Limitations of a Family Approach in Health Promotion and Disease Prevention

Several factors limit the implementation of this approach at this moment. As stated previously, to date there has not been robust evidence to support the implementation of this approach in preventive care. Further research trials will contribute more and higher-quality evidence to address this issue.

Also, the eventual economic benefits need to be tested. Some concerns exist if the implementation of this approach requires longer clinical visits [53], or if the complexity of these interventions could produce more costs than savings [69]. Again, at this moment, there is insufficient research addressing these issues and future trials should incorporate these components into assessment.
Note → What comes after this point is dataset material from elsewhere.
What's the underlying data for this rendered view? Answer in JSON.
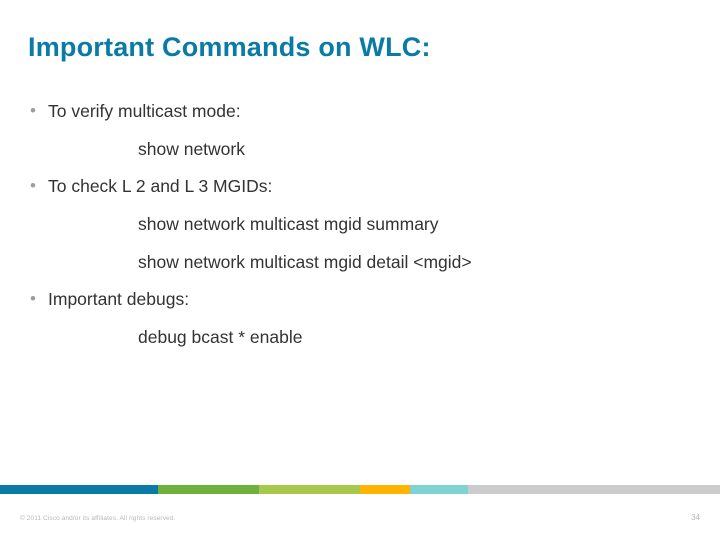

Finally, because this approach requires different clinical skills, current providers might not provide care using this approach. Training curricula of healthcare professionals needs to incorporate family interviewing and assessment skills, and if demonstrated effective, ways to deliver basic family interventions. Preparing future clinicians in family-oriented health collaboration should also contribute to providing and delivering a more comprehensive and integrated care in our medical system.


Conclusions

Health promotion and disease prevention is fundamental nowadays, where disease burden is mostly derived from current life styles. Thus, new alternatives to overcome the current health problems need to be developed, implemented and assessed. Because the family is the place where health behaviors are developed, maintained and changed, incorporating this approach in clinical preventive care could dramatically improve the people's health.

In this article, we have reviewed the benefits of having a family oriented clinical approach, providing suggestions for clinicians, managers, researchers, and policy makers on the challenges to come. Because research on how family interventions improve health is limited, strong conclusions about the benefit of this clinical model cannot be made. However, enhancing family relationships and developing family-strengthening activities appears to be effective on several physical and mental health outcomes, in multiple diseases, across the human lifespan. Future trials are required to verify these findings, and guide the implementation of this promising clinical approach.